Ice: On the subject of family, I must inquire about Blade.

BJ: My dog is good. Like most bulldogs, he is difficult and if he wants something, he will do anything to get it. Sometimes it can be hard to contain Blade. I give him a special food now to keep his skin better. For Christmas I will spoil him with a taste of foie gras. Although he is physically very strong, and strong-willed, inside he is extremely gentle. He could guard a baby.

Ice: Your goals for the rest of the season?

BJ: To keep my titles. That's it. And to be better on spins. If I win at Euros, this will be my third title, and I really want to keep my crown.

Ice: Anything about the field that surprises you so far this season?

BJ: I'm a little concerned that there are no more skaters who do quads consistently.
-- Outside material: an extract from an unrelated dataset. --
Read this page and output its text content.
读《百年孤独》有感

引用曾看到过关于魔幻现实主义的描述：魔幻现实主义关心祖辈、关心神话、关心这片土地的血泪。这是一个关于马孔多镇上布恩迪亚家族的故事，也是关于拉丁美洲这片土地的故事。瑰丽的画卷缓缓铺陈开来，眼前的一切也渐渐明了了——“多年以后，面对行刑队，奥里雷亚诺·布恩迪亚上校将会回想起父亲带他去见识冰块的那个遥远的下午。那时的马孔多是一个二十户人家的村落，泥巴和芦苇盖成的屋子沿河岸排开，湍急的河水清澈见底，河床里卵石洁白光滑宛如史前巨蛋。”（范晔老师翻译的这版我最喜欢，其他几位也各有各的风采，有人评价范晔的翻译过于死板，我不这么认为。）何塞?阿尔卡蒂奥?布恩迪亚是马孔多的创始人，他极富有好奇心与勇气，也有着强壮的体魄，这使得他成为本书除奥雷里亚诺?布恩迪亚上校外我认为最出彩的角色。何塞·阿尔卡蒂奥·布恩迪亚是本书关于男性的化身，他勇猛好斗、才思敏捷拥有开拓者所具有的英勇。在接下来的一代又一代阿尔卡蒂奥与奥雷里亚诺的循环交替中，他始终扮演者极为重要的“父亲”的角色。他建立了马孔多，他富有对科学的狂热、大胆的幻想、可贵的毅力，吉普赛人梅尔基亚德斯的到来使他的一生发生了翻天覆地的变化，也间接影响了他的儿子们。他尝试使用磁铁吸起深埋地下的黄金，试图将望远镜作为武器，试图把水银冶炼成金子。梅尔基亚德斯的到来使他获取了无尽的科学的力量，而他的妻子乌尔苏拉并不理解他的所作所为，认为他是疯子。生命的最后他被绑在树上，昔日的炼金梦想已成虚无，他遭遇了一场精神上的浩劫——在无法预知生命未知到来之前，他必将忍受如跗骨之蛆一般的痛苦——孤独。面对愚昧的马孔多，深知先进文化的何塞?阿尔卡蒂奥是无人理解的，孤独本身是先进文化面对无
It's going to be interesting at the world championships, because anyone could be on top. I'm disappointed that not a lot of skaters are trying to do quads in the short anymore, and the technical level has dropped. They are resorting to doing triple-triples, and it's sad to see that, but I still don't think we will see a world champion without a quad. I will always remember 2002 — it was completely different. Goebel, Plushenko, Yagudin, Honda — all of them were doing good quads, it was the golden age of jumping.

Ice: Is the judging system part of the problem?

BJ: It should be changed, so that the jumps are rewarded properly. Some skaters do the quad in their free skate, but not in the short program. Why? Because they choose not to, they prefer the clean triple-triple. It's not sportsmanlike. Sport exists to push the limits of what a human can do, to exceed past generations. Sport is not to play it safe, play it easy. It's not about making the podium the easy way.


FAST 5 WITH JOUBERT COACH JEAN-CHRISTOPHE SIMOND

IceNetwork: Besides you as his coach, what single quality has made Brian Joubert a world champion?

Jean-Christophe Simond: He always does more. That's the main thing about him. Whether it's a certain amount of jumps, or run-throughs, he's always asking to do more.

Ice: One change in him during your time together?

JCS: Brian is much more mature. In his approach to the practices, his focus, preparation for the competitions, everything.

Ice: Most difficult challenge?

JCS: So far this season, his illness. We had to rearrange everything. At the upcoming championships it could be a big contest: Takahashi, Lysacek, Verner, Lambiel, Weir, maybe Oda. The danger could come from anywhere and everywhere.

Ice: Your training secret?

JCS: I think the amount of program run-throughs we do has helped tremendously. We may do the long program four to six times in a week, and the short program almost every day. I sometimes take certain elements out, like the quad, but he's still doing jumps throughout the program. Organization is key for Brian. He needs to know where he's at, and where he's going. He needs to see on the computer screen whether he's at 90 percent or 60 percent on a given jump. Then what we work on makes sense to him.

Ice: Controversial figure Didier Gailhaguet has been a longtime advisor to Brian Joubert. Thoughts on his recent re-election as President of the French Federation?

JCS: He is someone who is able to work 20 hours a day for figure skating. We are all close and I've known Didier for a long time — I even trained with him during 1983-84. The future will tell, but I'm confident in his abilities to lead the Federation.